In the September 24 issue of Sports Illustrated, Peter King writes that Eric Mangini broke “a long-held code that NFL coaches live by: Don’t go against the family.”  According to King, there are three parts to the code:  1)  “don’t mess with a former colleague’s players,” 2) “don’t mess with a former colleague’s coaches,” and 3) don’t snitch.  The column also quotes one anonymous NFL head coach as saying “What Mangini did is a disgrace.  He wouldn’t be a coach in this league without Bill, and this is how he repays him.”

King’s column identifies two code violations by Mangini.  First, he lured away a Patriots free agent whom the Patriots were trying to retain.  Second, he exposed his former boss breaking the rules.  This demonstrated his lack of loyalty, loyalty that head coaches (and by implication teams and the league) understandably and properly require.  Indeed, the argument might go, without such loyalty, why would a coach invest in his assistants, sharing his knowledge and the team’s secrets, if he knew that his methods and knowledge might be used against him in the future?  Thus, in a sense, the coaches’ code forms an unwritten covenant not to compete that all assistants must honor.

Characterizing the coaches’ code as a covenant not to compete creates an interesting perspective from which to evaluate Mangini’s behavior.  As an initial matter, covenants not to compete are not uniformly enforced.  Courts evaluate them for reasonableness.  Indeed, courts often regard promises not to hire a former employer’s key staff reasonable on the theory that employers have legitimate interests in retaining staff crucial to the operation of their businesses.  This interest gets balanced against the right of employees to find new employment.  In the context of the NFL, clubs have always wanted to restrict the movement of key players, but players have limited that impulse through free agency obtained through collective bargaining and litigation.  Coaches have fewer protections.

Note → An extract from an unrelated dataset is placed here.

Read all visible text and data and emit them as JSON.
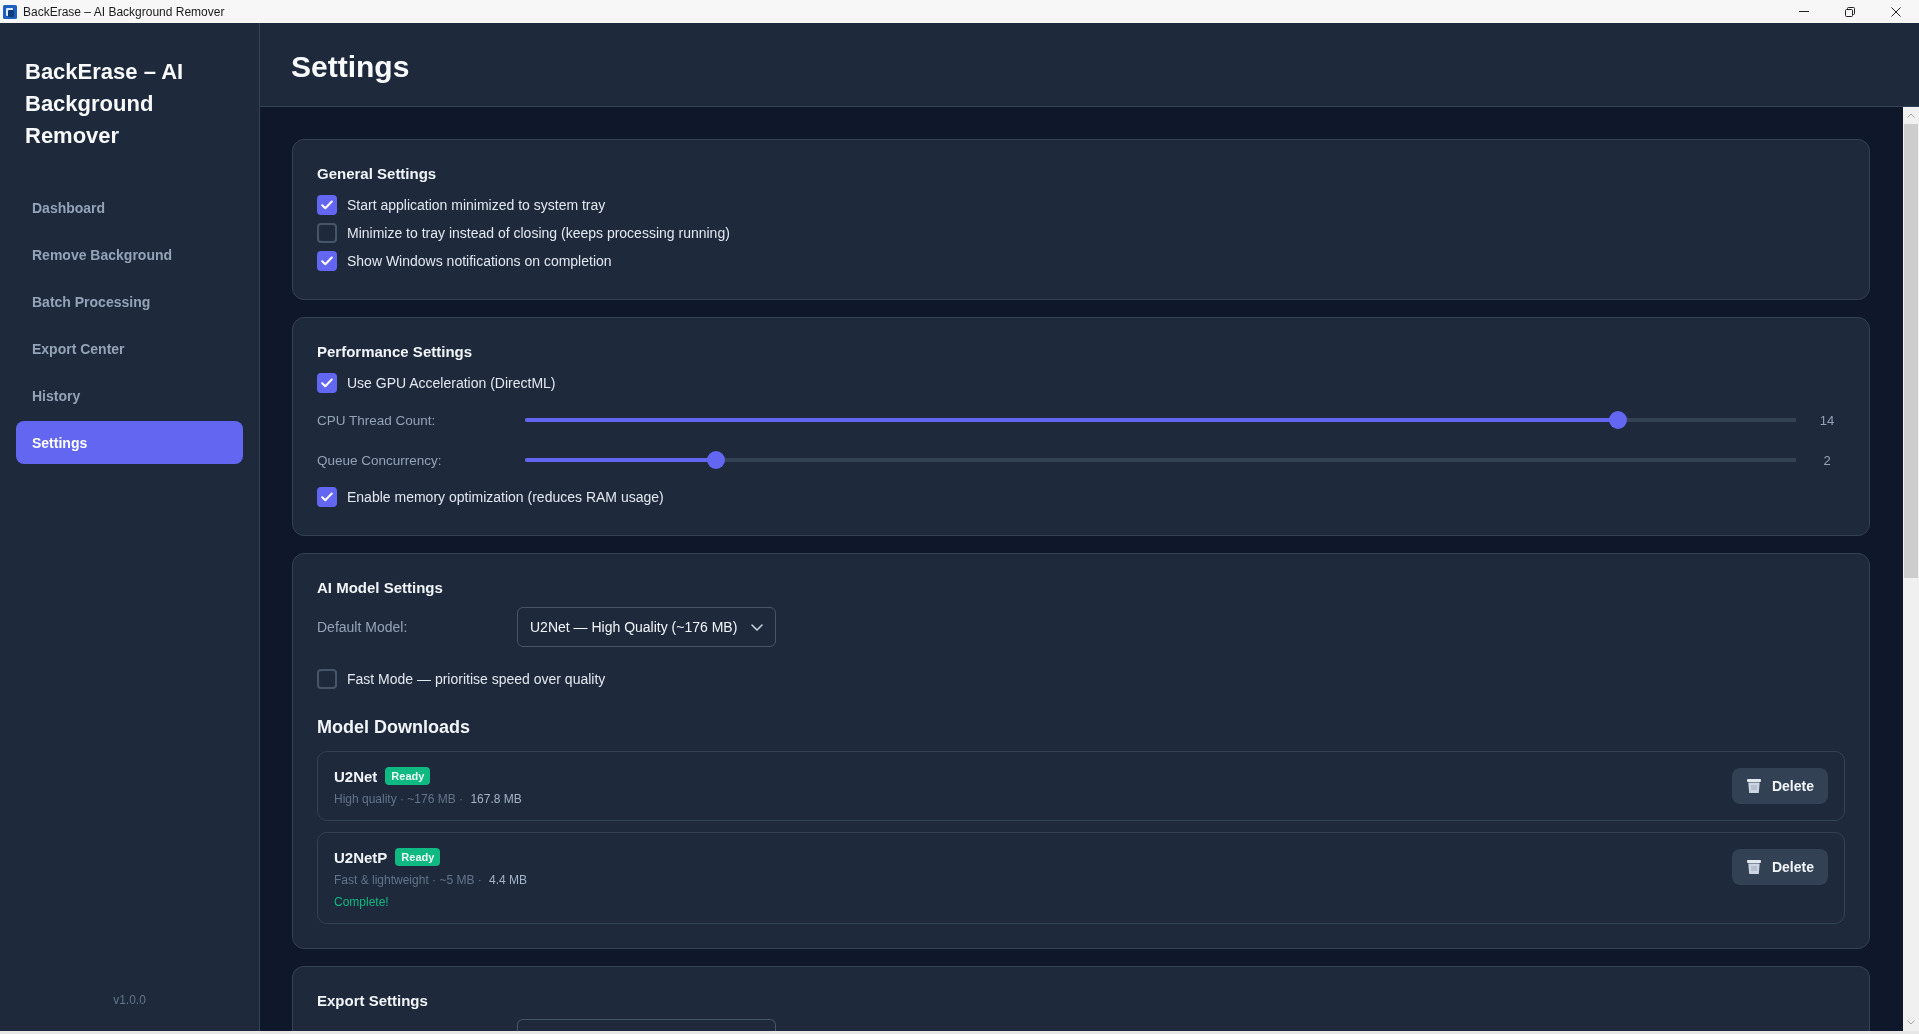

The same probably cannot be said for whistleblowing.  Convenants not to divulge trade secrets are, of course, generally enforceable.  However, the Patriots’ taping of signals in direct violation of league rules is not the kind of confidential information courts will allow a company to suppress.  Thus, from a covenant not to compete perspective, Mangini did nothing wrong in informing the league of the Patriots’ infraction.

It remains to be seen whether NFL coaches really do disapprove of Mangini blowing the whistle on Belichick, and whether he will suffer social sanctions that often come with breaking unwritten “codes” of behavior.  Personally, I suspect that it won’t be that bad.  Like courts, coaches also understand that everyone needs to play by the rules, or else fair competition is impossible.  Granted, Mangini disclosed a relatively trivial form of rule-breaking by the Patriots.  Nevertheless, that remains less troubling to coaches than trying to hire away Patriots’ players or staff, and there doesn’t seem to be too much angst over Mangini’s free agent hiring practices.